Paraos en los caminos,

ved y preguntad

cuáles son las sendas antiguas,

cuáles el recto camino y seguidlo,

hallaréis refrigerio para vuestras almas
[508]

Nuestro dulce Señor de los Cielos, que no quiere que hombre alguno perezca, sino que todos alcancen el conocimiento de Él y de la vida perdurable, así nos exhorta a través del profeta jeremías con estas palabras:

«Permaneced en los caminos, ved y preguntad cuáles son las antiguas sendas (a saber, las enseñanzas primitivas), cuál el buen camino; transitadlo y hallaréis refrigerio para vuestras almas.»

Los caminos de espiritualidad que conducen a los creyentes a Jesucristo Nuestro Señor y a la gloria son numerosos. Entre ellos existe uno lleno de nobleza y muy conveniente, imprescindible para todo hombre o mujer que, a causa del pecado, se ha desviado del recto camino a la Jerusalén Celestial. Esta vía recibe el nombre de penitencia. Todos deberían escuchar con alegría y escudriñar con todas sus fuerzas la naturaleza de la penitencia, el porqué recibe tal nombre y qué variedades presentan sus diversas obras, facetas y manifestaciones, y lo que pertenece y se adecua a ella.

San Ambrosio
[509]
afirma que la penitencia es el dolor del hombre por el mal realizado, y nada hay por la que él deba manifestar más pesar. Cierto doctor manifiesta: «La penitencia es la lamentación mostrada por el hombre ante su pecado y el tormento que le producen sus errores.» La penitencia, en circunstancias determinadas, es el verdadero arrepentimiento de alguien que conserva el dolor y la pena por sus pecados. Y para que la penitencia sea verdadera, deberá en primer lugar lamentar las faltas cometidas, tener el firme propósito en su corazón de confesarse oralmente, cumplir la penitencia, no volver a realizar algo de lo que uno deba lamentarse o sentir pesar, y tener el propósito de perseverar en el bien; en caso contrario, su penitencia resulta inútil. Porque, como afirma San Isidoro
[510]
: «El que a renglón seguido hace algo de lo que debe arrepentirse, no es un verdadero penitente, sino un embaucador y un embustero.»
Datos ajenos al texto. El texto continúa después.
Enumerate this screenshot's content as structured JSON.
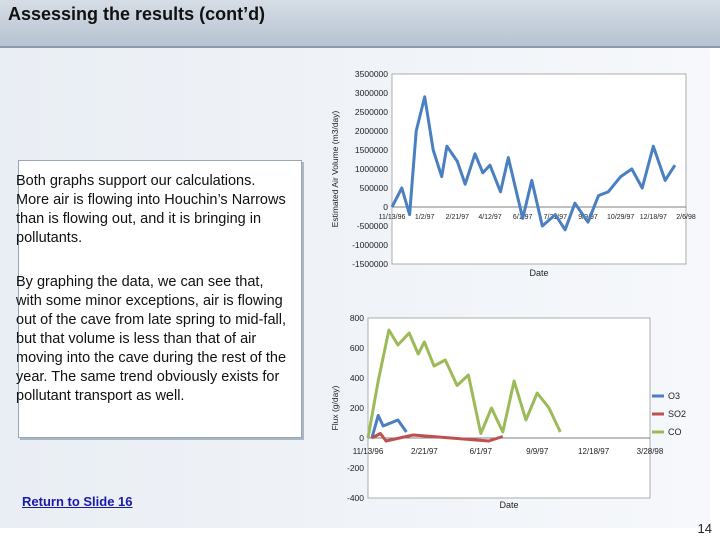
{
  "slide": {
    "title": "Assessing the results (cont’d)",
    "paragraph1": "Both graphs support our calculations. More air is flowing into Houchin’s Narrows than is flowing out, and it is bringing in pollutants.",
    "paragraph2": "By graphing the data, we can see that, with some minor exceptions, air is flowing out of the cave from late spring to mid-fall, but that volume is less than that of air moving into the cave during the rest of the year. The same trend obviously exists for pollutant transport as well.",
    "link_text": "Return to Slide 16",
    "page_number": "14"
  },
  "colors": {
    "series_blue": "#4a7fc1",
    "series_red": "#c0504d",
    "series_green": "#9bbb59",
    "link": "#1a1aa8"
  },
  "chart_data": [
    {
      "type": "line",
      "title": "",
      "xlabel": "Date",
      "ylabel": "Estimated Air Volume (m3/day)",
      "yticks": [
        "3500000",
        "3000000",
        "2500000",
        "2000000",
        "1500000",
        "1000000",
        "500000",
        "0",
        "-500000",
        "-1000000",
        "-1500000"
      ],
      "ylim": [
        -1500000,
        3500000
      ],
      "xticks": [
        "11/13/96",
        "1/2/97",
        "2/21/97",
        "4/12/97",
        "6/1/97",
        "7/21/97",
        "9/9/97",
        "10/29/97",
        "12/18/97",
        "2/6/98"
      ],
      "series": [
        {
          "x": [
            "11/13/96",
            "11/28/96",
            "12/10/96",
            "12/20/96",
            "1/2/97",
            "1/15/97",
            "1/28/97",
            "2/5/97",
            "2/21/97",
            "3/5/97",
            "3/20/97",
            "4/1/97",
            "4/12/97",
            "4/28/97",
            "5/10/97",
            "6/1/97",
            "6/15/97",
            "7/1/97",
            "7/21/97",
            "8/5/97",
            "8/20/97",
            "9/9/97",
            "9/25/97",
            "10/10/97",
            "10/29/97",
            "11/15/97",
            "12/1/97",
            "12/18/97",
            "1/5/98",
            "1/20/98"
          ],
          "values": [
            0,
            500000,
            -200000,
            2000000,
            2900000,
            1500000,
            800000,
            1600000,
            1200000,
            600000,
            1400000,
            900000,
            1100000,
            400000,
            1300000,
            -300000,
            700000,
            -500000,
            -200000,
            -600000,
            100000,
            -400000,
            300000,
            400000,
            800000,
            1000000,
            500000,
            1600000,
            700000,
            1100000
          ]
        }
      ]
    },
    {
      "type": "line",
      "title": "",
      "xlabel": "Date",
      "ylabel": "Flux (g/day)",
      "yticks": [
        "800",
        "600",
        "400",
        "200",
        "0",
        "-200",
        "-400"
      ],
      "ylim": [
        -400,
        800
      ],
      "xticks": [
        "11/13/96",
        "2/21/97",
        "6/1/97",
        "9/9/97",
        "12/18/97",
        "3/28/98"
      ],
      "series": [
        {
          "name": "O3",
          "x": [
            "11/20/96",
            "12/1/96",
            "12/10/96",
            "1/5/97",
            "1/20/97"
          ],
          "values": [
            0,
            150,
            80,
            120,
            40
          ]
        },
        {
          "name": "SO2",
          "x": [
            "11/20/96",
            "12/5/96",
            "12/15/96",
            "2/1/97",
            "6/15/97",
            "7/10/97"
          ],
          "values": [
            0,
            30,
            -20,
            20,
            -20,
            10
          ]
        },
        {
          "name": "CO",
          "x": [
            "11/13/96",
            "12/1/96",
            "12/20/96",
            "1/5/97",
            "1/25/97",
            "2/10/97",
            "2/21/97",
            "3/10/97",
            "3/30/97",
            "4/20/97",
            "5/10/97",
            "6/1/97",
            "6/20/97",
            "7/10/97",
            "7/30/97",
            "8/20/97",
            "9/9/97",
            "9/30/97",
            "10/20/97"
          ],
          "values": [
            0,
            380,
            720,
            620,
            700,
            560,
            640,
            480,
            520,
            350,
            420,
            30,
            200,
            40,
            380,
            120,
            300,
            200,
            40
          ]
        }
      ]
    }
  ]
}
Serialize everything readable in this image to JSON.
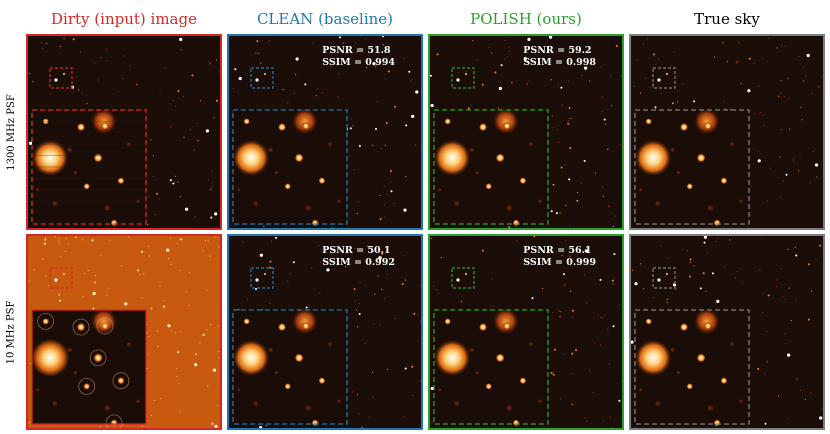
{
  "columns": [
    {
      "title": "Dirty (input) image",
      "color": "#d62728"
    },
    {
      "title": "CLEAN (baseline)",
      "color": "#1f77b4"
    },
    {
      "title": "POLISH (ours)",
      "color": "#2ca02c"
    },
    {
      "title": "True sky",
      "color": "#000000"
    }
  ],
  "rows": [
    {
      "label": "1300 MHz PSF"
    },
    {
      "label": "10 MHz PSF"
    }
  ],
  "border_colors": [
    "#d62728",
    "#1f77b4",
    "#2ca02c",
    "#7f7f7f"
  ],
  "metrics": {
    "r0c1": {
      "psnr": "PSNR = 51.8",
      "ssim": "SSIM = 0.994"
    },
    "r0c2": {
      "psnr": "PSNR = 59.2",
      "ssim": "SSIM = 0.998"
    },
    "r1c1": {
      "psnr": "PSNR = 50.1",
      "ssim": "SSIM = 0.992"
    },
    "r1c2": {
      "psnr": "PSNR = 56.1",
      "ssim": "SSIM = 0.999"
    }
  }
}
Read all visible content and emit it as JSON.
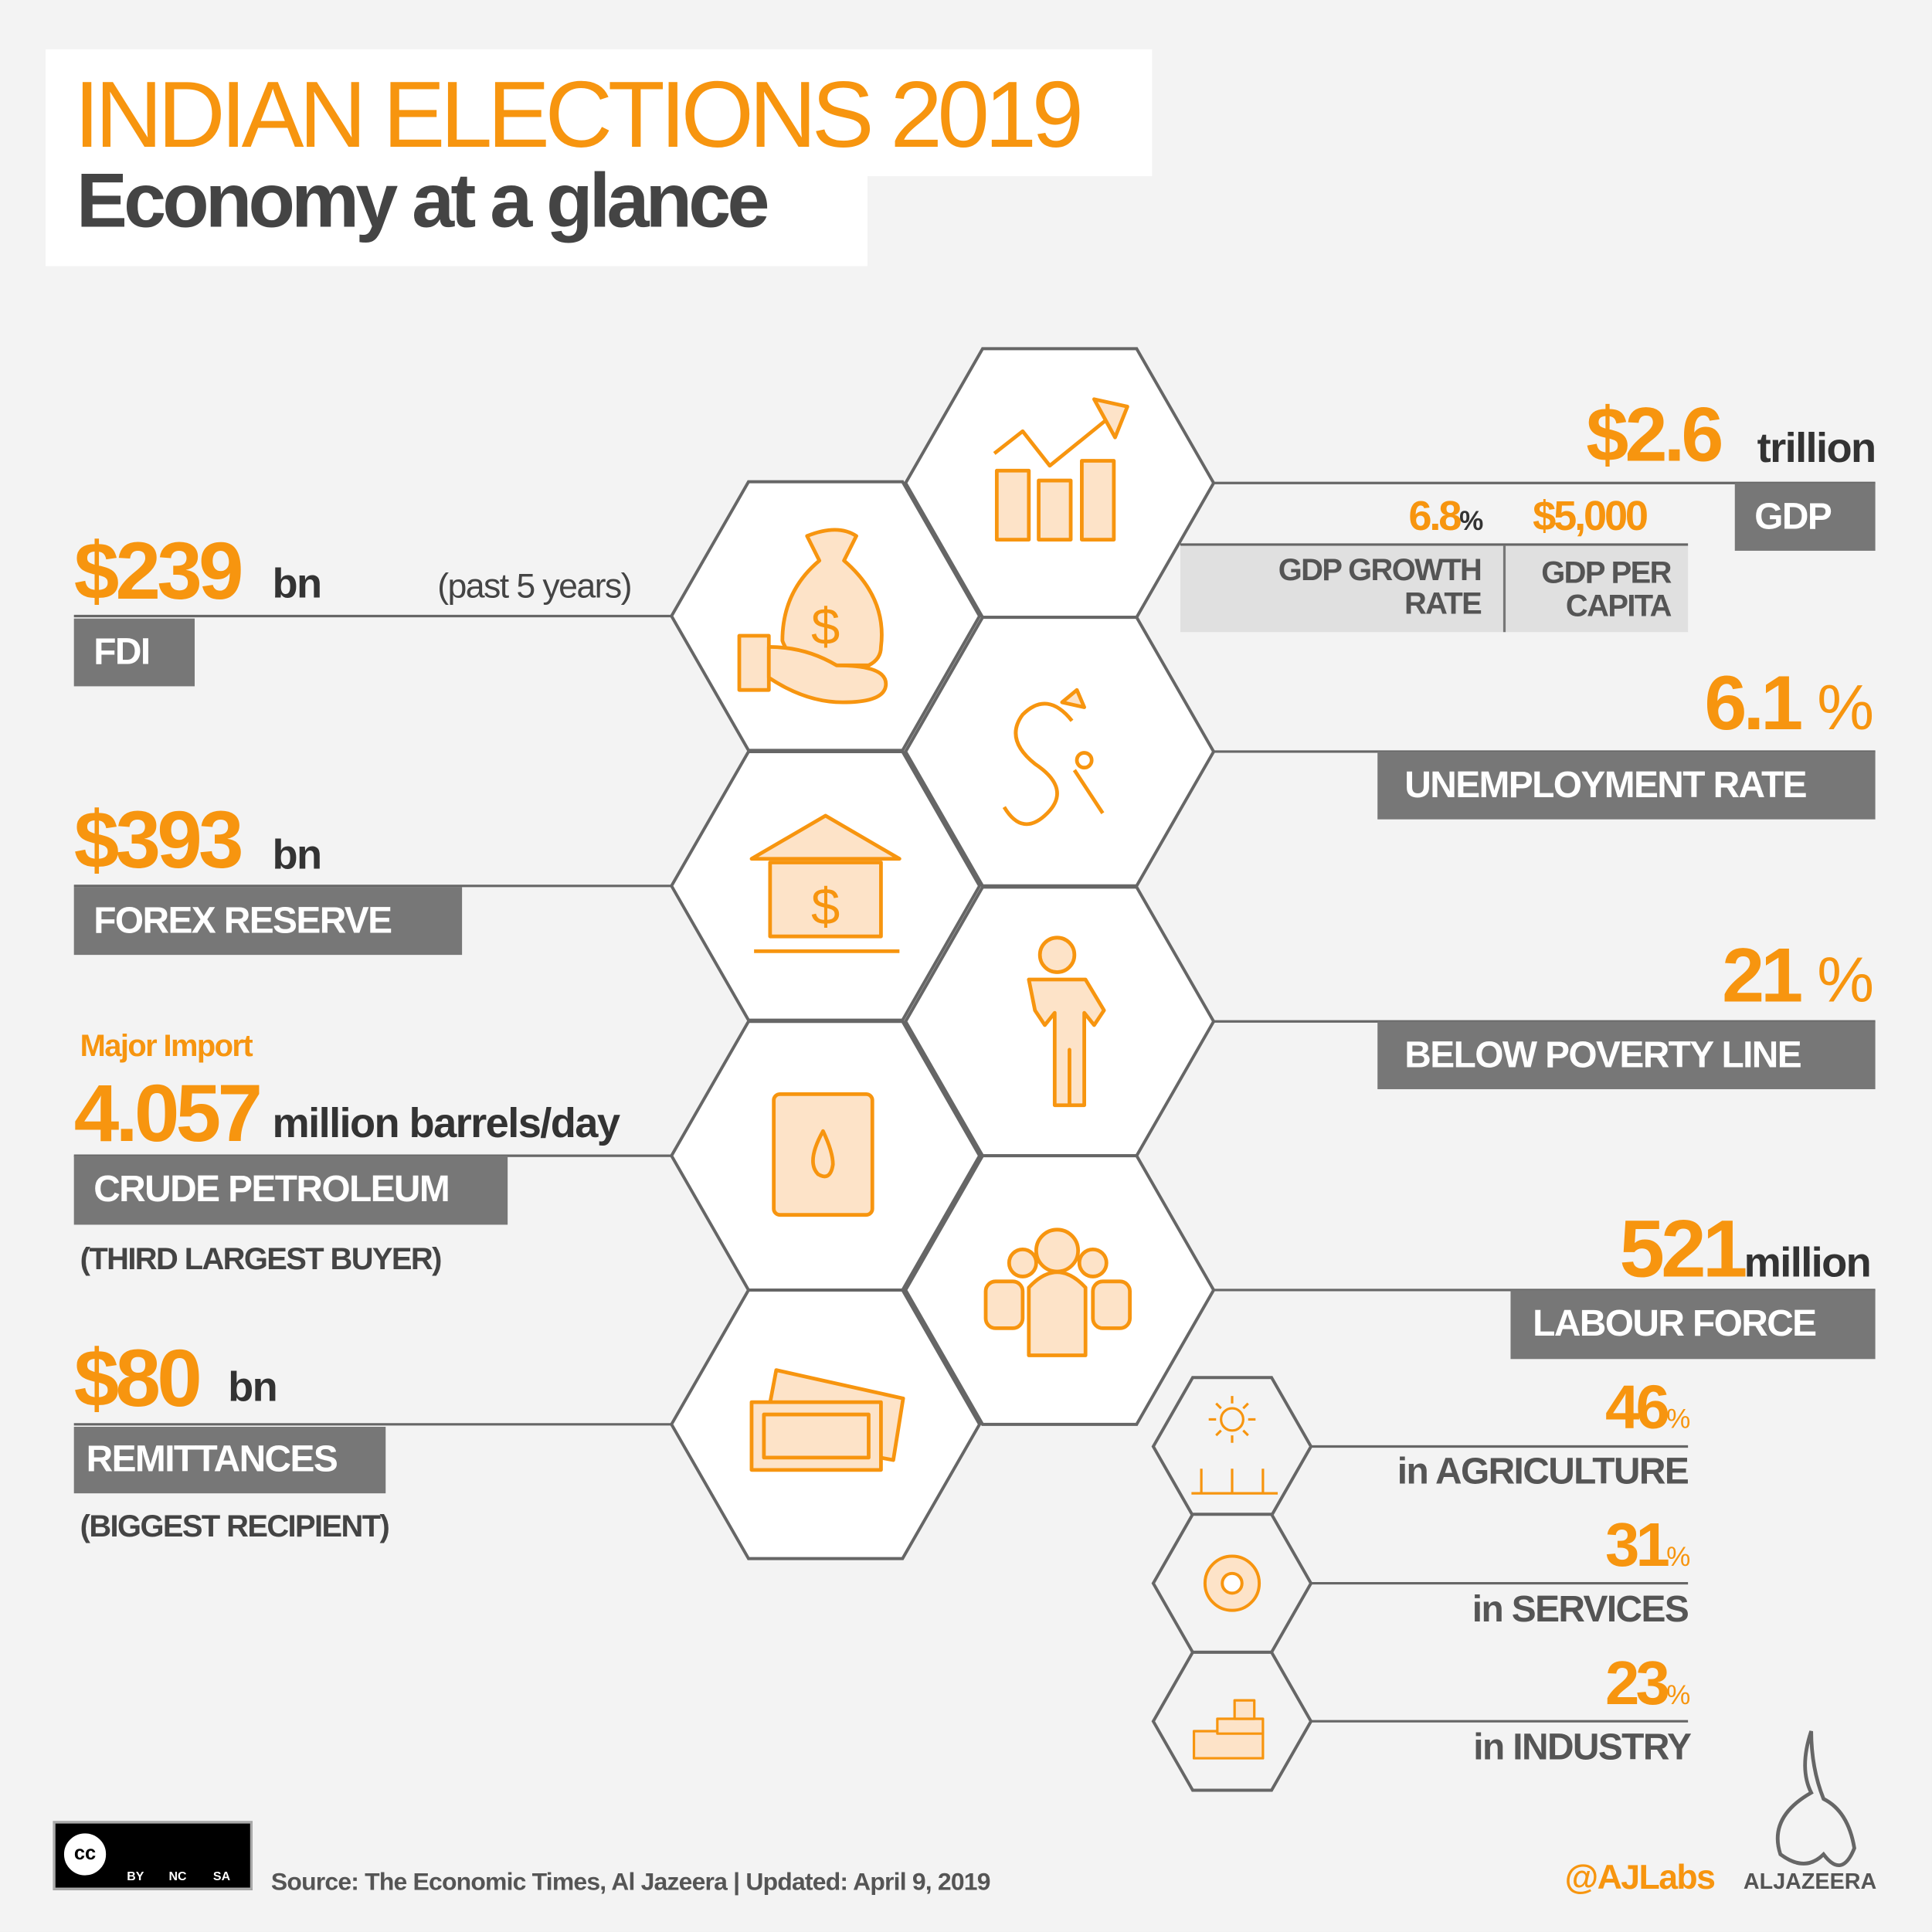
{
  "header": {
    "title": "INDIAN ELECTIONS 2019",
    "subtitle": "Economy at a glance"
  },
  "gdp": {
    "value": "$2.6",
    "unit": "trillion",
    "label": "GDP",
    "growth_value": "6.8",
    "growth_unit": "%",
    "growth_label_1": "GDP GROWTH",
    "growth_label_2": "RATE",
    "per_capita_value": "$5,000",
    "per_capita_label_1": "GDP PER",
    "per_capita_label_2": "CAPITA"
  },
  "fdi": {
    "value": "$239",
    "unit": "bn",
    "note": "(past 5 years)",
    "label": "FDI"
  },
  "forex": {
    "value": "$393",
    "unit": "bn",
    "label": "FOREX RESERVE"
  },
  "crude": {
    "kicker": "Major Import",
    "value": "4.057",
    "unit": "million barrels/day",
    "label": "CRUDE PETROLEUM",
    "note": "(THIRD LARGEST BUYER)"
  },
  "remittances": {
    "value": "$80",
    "unit": "bn",
    "label": "REMITTANCES",
    "note": "(BIGGEST RECIPIENT)"
  },
  "unemployment": {
    "value": "6.1",
    "unit": "%",
    "label": "UNEMPLOYMENT RATE"
  },
  "poverty": {
    "value": "21",
    "unit": "%",
    "label": "BELOW POVERTY LINE"
  },
  "labour": {
    "value": "521",
    "unit": "million",
    "label": "LABOUR FORCE",
    "sectors": [
      {
        "value": "46",
        "unit": "%",
        "label": "in AGRICULTURE"
      },
      {
        "value": "31",
        "unit": "%",
        "label": "in SERVICES"
      },
      {
        "value": "23",
        "unit": "%",
        "label": "in INDUSTRY"
      }
    ]
  },
  "footer": {
    "license": [
      "BY",
      "NC",
      "SA"
    ],
    "license_cc": "cc",
    "source": "Source:  The Economic Times, Al Jazeera |  Updated: April 9, 2019",
    "handle": "@AJLabs",
    "brand": "ALJAZEERA"
  },
  "colors": {
    "accent": "#f7950f",
    "box": "#777777",
    "icon_fill": "#fde3c8"
  }
}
El lamentarse y perseverar en el pecado no resulta provechoso. Con todo, se debe esperar que, siempre que uno cae, por elevada que sea su reincidencia, pueda levantarse mediante la penitencia si se le concede tal gracia. Porque, como dice San Gregorio: «Apenas se puede levantar del pecado quien está abrumado por el peso de las malas obras»
[511]
. Y, por consiguiente, la Santa Madre Iglesia asegura la salvación de los penitentes que evitan y desechan el pecado antes de que éste los rechace a ellos. La misma Santa Iglesia confía en la salvación de aquel que peca y se arrepiente de corazón en el último momento a causa de la gran misericordia de Jesucristo Nuestro Señor; pero optad por el camino más seguro.

Y ahora, una vez descrita su naturaleza, deberéis saber que tres son los actos de la penitencia. El primer acto afecta a quien recibe el bautismo después de haber pecado. San Agustín afirma: «A menos que se arrepienta de los pecados de su vida anterior, no puede emprender una vida nueva»
[512]
. Pues, ciertamente, si se le bautiza sin estar arrepentido de su culpa anterior, recibe el carácter bautismal, pero sin la gracia ni la remisión de sus pecados, hasta que esté verdaderamente arrepentido.

Otro defecto es éste: el que los hombres caigan en pecado mortal después de haber recibido las aguas bautismales. El tercer defecto consiste en que los hombres, después del bautismo, cometen pecados veniales a diario. De eso afirma San Agustín que «la penitencia de las gentes humildes y buenas constituye la penitencia de cada día»
[513]

La penitencia es de tres clases. Una es pública; otra, común, y la tercera, privada. La penitencia pública es de dos especies: una consiste en ser expulsado del seno de la Santa Madre Iglesia durante la cuaresma por degollar a niños y por otros pecados semejantes; la otra —aplicada a quien ha pecado abiertamente de modo que la falta se ha divulgado por la comarca— consiste en hacer penitencia pública obligada después del juicio condenatorio de la Santa Iglesia.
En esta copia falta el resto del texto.